I had come across a discussion in storm-user which discuss something similar.
Read Relationship between Spout parallelism and number of kafka partitions.
2 things to note while using kafka-spout for storm
- The maximum parallelism you can have on a KafkaSpout is the number of partitions.
- We can split the load into multiple kafka topics and have separate spout instances for each. ie. each spout handling a separate topic.
So if we have a case where kafka partitions per host is configured as 1 and the number of hosts is 2. Even if we set the spout parallelism as 10, the max value which is repected will only be 2 which is the number of partitions.
How To mention the number of partition in the Kafka-spout?

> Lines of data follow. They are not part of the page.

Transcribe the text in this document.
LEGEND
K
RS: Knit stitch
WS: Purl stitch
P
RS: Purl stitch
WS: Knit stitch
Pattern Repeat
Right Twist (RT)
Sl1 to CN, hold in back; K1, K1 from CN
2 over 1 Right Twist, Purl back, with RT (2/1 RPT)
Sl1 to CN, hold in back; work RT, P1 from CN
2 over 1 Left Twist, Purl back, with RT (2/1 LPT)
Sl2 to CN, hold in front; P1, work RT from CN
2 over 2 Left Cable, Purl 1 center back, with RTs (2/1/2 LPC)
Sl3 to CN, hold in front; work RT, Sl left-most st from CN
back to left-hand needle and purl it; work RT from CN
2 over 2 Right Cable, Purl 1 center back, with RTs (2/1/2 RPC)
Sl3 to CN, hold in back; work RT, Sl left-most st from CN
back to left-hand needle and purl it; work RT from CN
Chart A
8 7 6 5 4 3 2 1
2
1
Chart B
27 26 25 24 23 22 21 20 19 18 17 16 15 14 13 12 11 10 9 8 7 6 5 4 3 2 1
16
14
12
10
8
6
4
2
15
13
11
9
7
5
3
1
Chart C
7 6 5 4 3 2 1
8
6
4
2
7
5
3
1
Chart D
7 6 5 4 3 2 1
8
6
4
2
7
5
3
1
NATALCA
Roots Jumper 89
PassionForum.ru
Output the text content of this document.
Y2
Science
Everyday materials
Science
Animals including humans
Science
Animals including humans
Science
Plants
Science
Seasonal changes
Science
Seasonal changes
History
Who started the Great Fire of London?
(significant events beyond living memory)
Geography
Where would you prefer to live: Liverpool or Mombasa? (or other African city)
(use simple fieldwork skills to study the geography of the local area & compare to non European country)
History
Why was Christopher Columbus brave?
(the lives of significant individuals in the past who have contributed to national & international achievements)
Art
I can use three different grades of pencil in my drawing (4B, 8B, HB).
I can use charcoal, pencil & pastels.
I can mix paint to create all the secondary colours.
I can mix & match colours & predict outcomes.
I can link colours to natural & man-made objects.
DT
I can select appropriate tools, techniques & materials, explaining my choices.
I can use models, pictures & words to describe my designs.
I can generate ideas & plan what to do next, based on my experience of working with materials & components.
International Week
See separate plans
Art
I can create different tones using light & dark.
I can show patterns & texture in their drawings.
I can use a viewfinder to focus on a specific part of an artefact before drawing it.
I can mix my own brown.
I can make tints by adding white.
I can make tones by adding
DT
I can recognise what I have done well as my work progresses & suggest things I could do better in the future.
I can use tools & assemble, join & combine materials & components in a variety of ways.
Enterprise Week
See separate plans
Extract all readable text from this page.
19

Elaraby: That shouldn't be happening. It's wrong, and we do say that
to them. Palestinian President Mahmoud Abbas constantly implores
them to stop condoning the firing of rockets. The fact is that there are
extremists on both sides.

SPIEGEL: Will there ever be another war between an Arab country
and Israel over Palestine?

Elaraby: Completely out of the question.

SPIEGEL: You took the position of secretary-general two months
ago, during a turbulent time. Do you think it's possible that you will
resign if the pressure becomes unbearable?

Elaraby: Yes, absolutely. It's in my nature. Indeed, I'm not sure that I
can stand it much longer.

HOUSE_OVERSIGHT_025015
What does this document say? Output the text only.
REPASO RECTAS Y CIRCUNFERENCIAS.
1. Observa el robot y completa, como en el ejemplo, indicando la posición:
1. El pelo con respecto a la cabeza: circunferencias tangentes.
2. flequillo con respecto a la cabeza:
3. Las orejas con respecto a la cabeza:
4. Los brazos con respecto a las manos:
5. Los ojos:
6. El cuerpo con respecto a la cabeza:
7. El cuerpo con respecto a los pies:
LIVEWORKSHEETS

List<HostPort> hosts = new ArrayList<HostPort>();
hosts.add(new HostPort("localhost",9092));
SpoutConfig objConfig=new SpoutConfig(new KafkaConfig.StaticHosts(hosts, 4), "spoutCaliber", "/kafkastorm", "discovery");
As you can see, here brokers can be added using hosts.add
and the partion number is specified as 4 in the new KafkaConfig.StaticHosts(hosts, 4)
code snippet.
How To mention the parallelism hint in the Kafka-spout?
builder.setSpout("spout", spout,4);
You can mention the same while adding your spout into the topology using setSpout
method. Here 4 is the parallelism hint.
More links that might help
Understanding-the-parallelism-of-a-Storm-topology
what-is-the-task-in-twitter-storm-parallelism
Disclaimer: !! i am new to both storm and java !!!! So pls edit/add if its required some where.